New Jersey state officials sued chemicals makers DuPont, Chemours Co. and 3M Co. to pay to cleanup years of industrial contamination.
The actions come days after the state Department of Environmental Protection directed five companies, including three named in the lawsuits filed this week in Superior Court, to turn over documents regarding contamination caused by toxic chemicals commonly known as PFAS.
The lawsuits ask the court to order the companies to pay for all costs related to investigating and cleaning up the sites, including past and future testing costs, and compensate the state for damages.
PFAS can be found in products such as cookware, pizza boxes and stain repellents, though certain types of these chemicals are no longer made in the U.S., according to the U.S. Environmental Protection Agency. Chemicals part of this group are typically linked to higher cholesterol levels, the EPA said, but studies have also found links to low birth weights, cancer and thyroid hormone dysfunction.
DuPont, now part of DowDuPont Inc., and Chemours are named as defendants in the four complaints. Industrial conglomerate 3M is also named as defendant in two of the lawsuits. Chemours itself was formed after a 2015 spinoff from DuPont.
“The companies we’re suing today knew full well the risks involved with these harmful chemicals, but chose to foul our soil, waterways, and other precious natural resources,” New Jersey Attorney General Gurbir Grewal said Wednesday.

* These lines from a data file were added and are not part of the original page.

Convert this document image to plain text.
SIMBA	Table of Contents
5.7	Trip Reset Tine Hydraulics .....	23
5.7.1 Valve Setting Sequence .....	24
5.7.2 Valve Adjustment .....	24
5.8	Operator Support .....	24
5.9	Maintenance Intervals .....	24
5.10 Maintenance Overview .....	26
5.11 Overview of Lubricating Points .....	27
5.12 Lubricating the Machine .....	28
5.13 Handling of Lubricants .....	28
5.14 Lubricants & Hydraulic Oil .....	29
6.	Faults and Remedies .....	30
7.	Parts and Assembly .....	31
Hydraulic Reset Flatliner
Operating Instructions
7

A representative from Chemours said since its creation, the company had “stepped up to its responsibility” and worked with state and federal officials.
“The actions announced today appear to be coming out of left field,” David Rosen, a spokesman for Chemours, said in an email. “We are particularly surprised by this action since DuPont and NJDEP agreed in June 2005 to resolve ground water natural resource matters in New Jersey.”
Representatives from the other companies couldn’t immediately be reached for comment on Wednesday. When the EPA announced a plan in February to address PFAS contamination nationally, 3M said that it supported “regulation rooted in the best-available science and believe that this plan may help prevent a patchwork of state standards that could increase confusion and uncertainty for communities.”
Two of the complaints — concerning contamination at the Chambers Works facility, which straddles Pennsville and Carneys Point, and the Parlin site in Sayreville — center on PFAS.
Operations at what’s now known as Chambers Works began in 1892 with the production of smokeless gunpowder, according to Chemours’ regulatory filings. Chemours continues to make fluorochemicals among other products at the site.
The two other lawsuits — related to the Repauno site in Greenwich Township and the Pompton Lakes Works facility in Pompton Lakes — center on water contamination from so-called volatile and semivolatile organic compounds, mercury, lead and other contaminants.
The Greenwich Township site is being redeveloped. Operations at Pompton Lakes ended in the mid-1990s after the site produced items throughout the 20th century such as blasting caps, fuses and other materials, Chemours has said.